I really cut back on hamburgers after I heard that stories. But sometimes I make exceptions. Like today, when I spent the morning getting my classroom set up for the new school year, and after that reported to the old house to help clean out the garage. Now, that is a tough day, and what’s more I forgot to pack a lunch. A trip to Sonic was indicated. I invited Pia and my ten year old daughter to indulge with me. When they brought the food to the car, I held up the burger and said, “It’s not, I suppose, as bad as a cigarette, which they used to call a ‘coffin nail,’ but I have to tell you the truth, I believe that every hamburger you eat shortens your life a bit.”
“What, you mean that you eat a hamburger, you die five minutes sooner?”
“No, not at all. It’s way more than five minutes, especially if you’re over 40. By the time you’re 60, you daren’t touch one.”
I didn’t tell her then about the website my mother told me about, Live to 100.com. They ask you 40 questions and then tell you how long they think you’ll live. Last time I took it, I got 93 years.

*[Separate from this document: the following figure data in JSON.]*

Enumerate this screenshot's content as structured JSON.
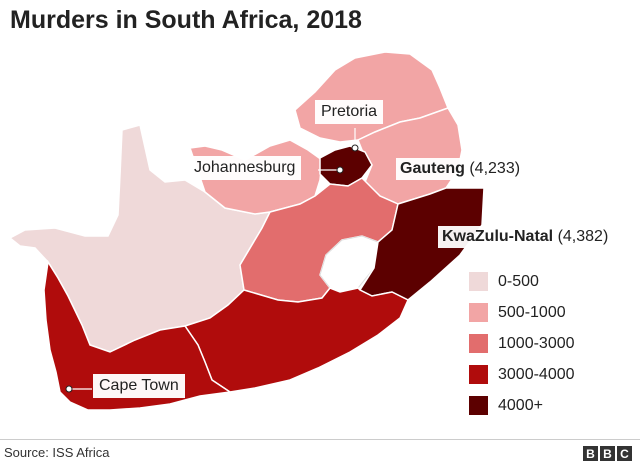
{
  "title": "Murders in South Africa, 2018",
  "source": "Source: ISS Africa",
  "logo_letters": [
    "B",
    "B",
    "C"
  ],
  "colors": {
    "0-500": "#efd9d9",
    "500-1000": "#f2a5a5",
    "1000-3000": "#e26d6d",
    "3000-4000": "#b00c0c",
    "4000+": "#5c0000",
    "border": "#ffffff"
  },
  "legend": [
    {
      "label": "0-500",
      "color": "#efd9d9"
    },
    {
      "label": "500-1000",
      "color": "#f2a5a5"
    },
    {
      "label": "1000-3000",
      "color": "#e26d6d"
    },
    {
      "label": "3000-4000",
      "color": "#b00c0c"
    },
    {
      "label": "4000+",
      "color": "#5c0000"
    }
  ],
  "cities": {
    "pretoria": "Pretoria",
    "johannesburg": "Johannesburg",
    "cape_town": "Cape Town"
  },
  "callouts": {
    "gauteng": {
      "name": "Gauteng",
      "value": "(4,233)"
    },
    "kwazulu_natal": {
      "name": "KwaZulu-Natal",
      "value": "(4,382)"
    }
  }
}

They didn’t ask about hamburgers, but they did ask how often I eat red meat. ”Not often,” I clicked. “Not often anymore.”

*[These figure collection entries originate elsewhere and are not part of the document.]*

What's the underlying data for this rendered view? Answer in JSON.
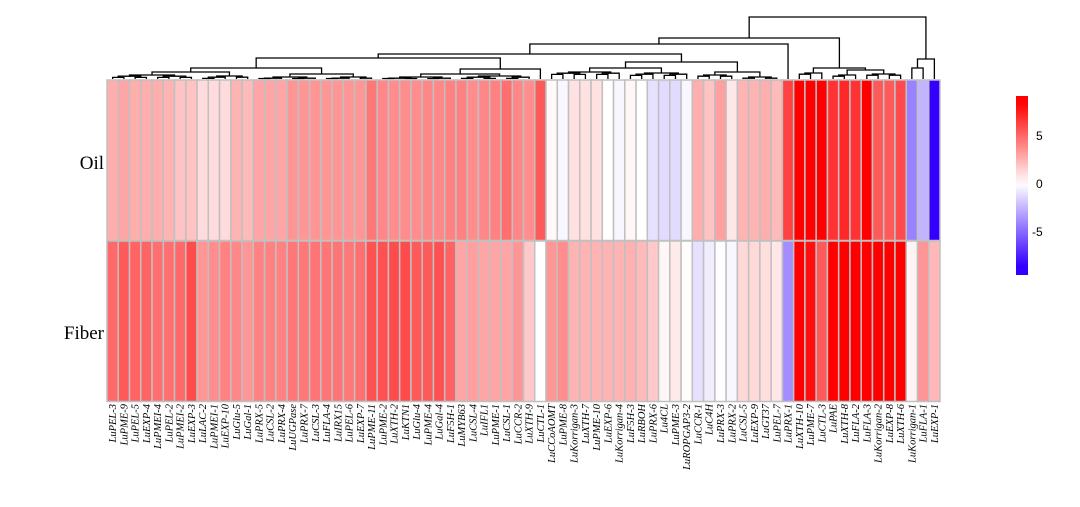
{
  "chart_data": {
    "type": "heatmap",
    "title": "",
    "rows": [
      "Oil",
      "Fiber"
    ],
    "columns": [
      "LuPEL-3",
      "LuPME-9",
      "LuPEL-5",
      "LuEXP-4",
      "LuPMEI-4",
      "LuPEL-2",
      "LuPMEI-2",
      "LuEXP-3",
      "LuLAC-2",
      "LuPMEI-1",
      "LuEXP-10",
      "LuGlu-5",
      "LuGal-1",
      "LuPRX-5",
      "LuCSL-2",
      "LuPRX-4",
      "LuUGPase",
      "LuPRX-7",
      "LuCSL-3",
      "LuFLA-4",
      "LuIRX15",
      "LuPEL-6",
      "LuEXP-7",
      "LuPME-11",
      "LuPME-2",
      "LuXTH-2",
      "LuKTN1",
      "LuGlu-4",
      "LuPME-4",
      "LuGal-4",
      "LuF5H-1",
      "LuMYB63",
      "LuCSL-4",
      "LuIFL1",
      "LuPME-1",
      "LuCSL-1",
      "LuCCR-2",
      "LuXTH-9",
      "LuCTL-1",
      "LuCCoAOMT",
      "LuPME-8",
      "LuKorrigan-3",
      "LuXTH-7",
      "LuPME-10",
      "LuEXP-6",
      "LuKorrigan-4",
      "LuF5H-3",
      "LuRBOH",
      "LuPRX-6",
      "Lu4CL",
      "LuPME-3",
      "LuROPGAP3-2",
      "LuCCR-1",
      "LuC4H",
      "LuPRX-3",
      "LuPRX-2",
      "LuCSL-5",
      "LuEXP-9",
      "LuGT37",
      "LuPEL-7",
      "LuPRX-1",
      "LuXTH-10",
      "LuPME-7",
      "LuCTL-3",
      "LuPAE",
      "LuXTH-8",
      "LuFLA-2",
      "LuFLA-3",
      "LuKorrigan-2",
      "LuEXP-8",
      "LuXTH-6",
      "LuKorrigan-1",
      "LuFLA-1",
      "LuEXP-1"
    ],
    "values": [
      [
        2.7,
        3.0,
        2.7,
        2.7,
        2.7,
        2.5,
        2.0,
        2.0,
        1.2,
        1.2,
        1.2,
        2.5,
        2.3,
        3.0,
        3.0,
        3.0,
        3.5,
        3.5,
        3.5,
        3.5,
        3.5,
        3.5,
        3.5,
        4.5,
        4.0,
        3.8,
        3.8,
        3.8,
        4.0,
        4.0,
        4.2,
        4.2,
        3.8,
        4.0,
        4.2,
        4.8,
        4.0,
        3.8,
        5.5,
        0.2,
        -0.3,
        1.0,
        1.0,
        1.0,
        0.0,
        -0.3,
        0.3,
        0.0,
        -1.0,
        -1.2,
        -1.2,
        -0.3,
        2.7,
        2.0,
        3.2,
        0.8,
        2.5,
        2.5,
        2.7,
        2.3,
        6.3,
        8.5,
        8.5,
        8.5,
        6.8,
        7.2,
        6.8,
        8.5,
        5.5,
        5.5,
        6.0,
        -4.2,
        -2.5,
        -8.5
      ],
      [
        5.0,
        5.5,
        5.2,
        5.2,
        4.8,
        4.8,
        5.0,
        6.0,
        3.5,
        3.8,
        4.2,
        4.0,
        3.5,
        4.2,
        4.2,
        4.2,
        4.5,
        4.5,
        4.6,
        4.6,
        4.6,
        4.5,
        4.8,
        5.8,
        5.8,
        6.0,
        6.0,
        5.5,
        5.5,
        5.8,
        5.2,
        3.0,
        3.2,
        3.0,
        3.0,
        3.0,
        3.5,
        1.8,
        0.0,
        3.5,
        3.8,
        2.5,
        2.5,
        2.5,
        2.5,
        2.5,
        2.6,
        2.3,
        1.8,
        0.3,
        0.7,
        0.1,
        -1.0,
        -0.6,
        -0.1,
        -0.3,
        1.3,
        1.3,
        1.1,
        0.8,
        -3.8,
        8.5,
        8.0,
        5.5,
        8.5,
        8.5,
        8.5,
        8.5,
        8.5,
        8.5,
        8.5,
        0.4,
        3.5,
        2.4
      ]
    ],
    "color_scale": {
      "low": "#3300FF",
      "mid": "#FFFFFF",
      "high": "#FF0000",
      "range": [
        -9.5,
        9.2
      ],
      "ticks": [
        "5",
        "0",
        "-5"
      ],
      "tick_values": [
        5,
        0,
        -5
      ]
    },
    "cell_border_color": "#C0C0C0",
    "dendrogram": "columns",
    "legend_placement": "right"
  }
}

These days I drive through the verdant countryside outside Denton and try to catch a glimpse of the beautiful cattle, their red fur shining in the sun, grazing on the green grass, and when I see them, I think “you are all going to be made into hamburgers.” It seems like a sacriledge, for such beautiful creatures to be killed and then suffer the additional indiginity of being ingested. But they will have their revenge, won’t they? Because if you eat too many hamburgers, you yourself will die sooner. I’m sorry, but I really believe this. Even if I’m laughing as I write it. Dr. Dean Ornish did a bunch of research and wrote a book about it. If you’re willing to eat dry, tasteless stuff, you’ll live longer. So make that hamburger last, chew each bite 100 times, and don’t eat one every day. That’s my advice, and that’s my practice, to deal with hamburger guilt.